The patient is a 26-year-old Hispanic MSM who recently had to move back into his parents’ home after being laid off from his job. He was diagnosed with HIV infection shortly after this move. His parents are not aware that he is gay, and he is very worried that they will not only find out about his HIV status but also about his sexual identity. He has never been formally diagnosed with depression but does report a period of time in his late teens and early 20s when he was “very sad” and had a hard time getting out of bed for weeks at a time. He reports recently breaking up with his partner of 1 year after he discovered his partner was having sex with other people he was meeting online. He feels very alone and does not know how he can deal with his HIV treatment along with all of the other issues going on in his life. Finally, he scores in the depressed range on a clinic-administered depression screener.
Key Considerations and Provider Strategies for Addressing Potential Treatment Challenges
We have all seen clients such as this young man in our practices—those patients who want to take charge of their HIV treatment but have other stressors in life that make it difficult to incorporate daily adherence to ART into their life. Studies have found that stigma related to HIV can be a significant stressor and one that is associated with depression. This may be seen to a greater degree in communities of color. For this young man, active depression may play a role in decreasing adherence. In addition, living with his family and potentially inadvertently disclosing his sexual identity and/or his HIV-positive status is clearly causing him significant stress.

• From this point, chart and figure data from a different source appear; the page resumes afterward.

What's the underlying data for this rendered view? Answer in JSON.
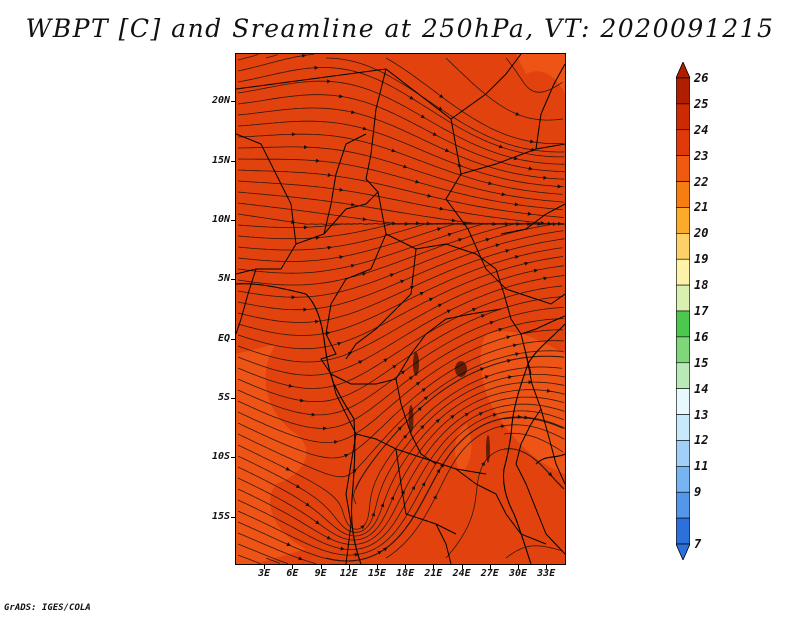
{
  "title": "WBPT [C] and Sreamline at 250hPa, VT: 2020091215",
  "credit": "GrADS: IGES/COLA",
  "map": {
    "lat_labels": [
      "20N",
      "15N",
      "10N",
      "5N",
      "EQ",
      "5S",
      "10S",
      "15S"
    ],
    "lat_values": [
      20,
      15,
      10,
      5,
      0,
      -5,
      -10,
      -15
    ],
    "lon_labels": [
      "3E",
      "6E",
      "9E",
      "12E",
      "15E",
      "18E",
      "21E",
      "24E",
      "27E",
      "30E",
      "33E"
    ],
    "lon_values": [
      3,
      6,
      9,
      12,
      15,
      18,
      21,
      24,
      27,
      30,
      33
    ],
    "lat_range": [
      -19,
      24
    ],
    "lon_range": [
      0,
      35
    ],
    "background_color": "#e2430e"
  },
  "colorbar": {
    "labels": [
      "26",
      "25",
      "24",
      "23",
      "22",
      "21",
      "20",
      "19",
      "18",
      "17",
      "16",
      "15",
      "14",
      "13",
      "12",
      "11",
      "9",
      "7"
    ],
    "colors": [
      "#b01e00",
      "#cc2a00",
      "#e13a0a",
      "#f05a10",
      "#f57d12",
      "#fbaa2a",
      "#fdd068",
      "#fdf2a8",
      "#d8f0b0",
      "#4cc84e",
      "#7ed87a",
      "#b8eab8",
      "#e8f8ff",
      "#c8e8fc",
      "#a0d0f8",
      "#78b4f2",
      "#5496ea",
      "#2c70dc"
    ]
  }
}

We know that high levels of adherence are associated with maximum suppression of HIV-1 RNA replication, reduced rates of drug resistance, and increased survival. It is important, therefore, to identify and try to address those challenges to adherence that may affect our patients’ ability to adhere.
My approach to this patient would involve trying to address these barriers to adherence, even before (but certainly in concert with) starting him on ART. Providing reassurance, understanding, and some concrete suggestions on how to avoid inadvertent disclosure of his HIV status is a straightforward first step. Medications can be simple; some of the 1-pill, once-daily regimens can be disguised as vitamins, and patients may take them without other family members realizing exactly what they are. Of more importance and thus more challenging for this patient is helping him address some of the psychosocial and structural problems he is facing. Involving a social worker or case manager to help him find a different living situation and employment (if possible) and referring him to a mental health professional who can assist in more formally addressing any depression may, in turn, help with adherence to his HIV treatment. Those of us who have multidisciplinary teams located within our clinics may be able to begin to address these issues within the clinic; others may need to turn to resources in the community. Working with a team may help with relationship building as well. Sometimes one member of the team may “click” more with an individual patient better than others. Patients may not want to admit to their healthcare provider that they have struggled with adherence for fear of disappointing them, but they may admit that to the social worker or nurse, for example. By having other people who can engage with the patient in different ways, we often get a more complete understanding of a patient’s life situation and concerns.
Often we have time pressures in our practices that make holistic care challenging. To address that, I would also increase the frequency of visits for this patient to keep in touch with how he is managing his medications and his life. We often cannot address every issue each time—but it is crucial to identify and act on the ones that are the most pressing and likely to affect adherence and retention in care.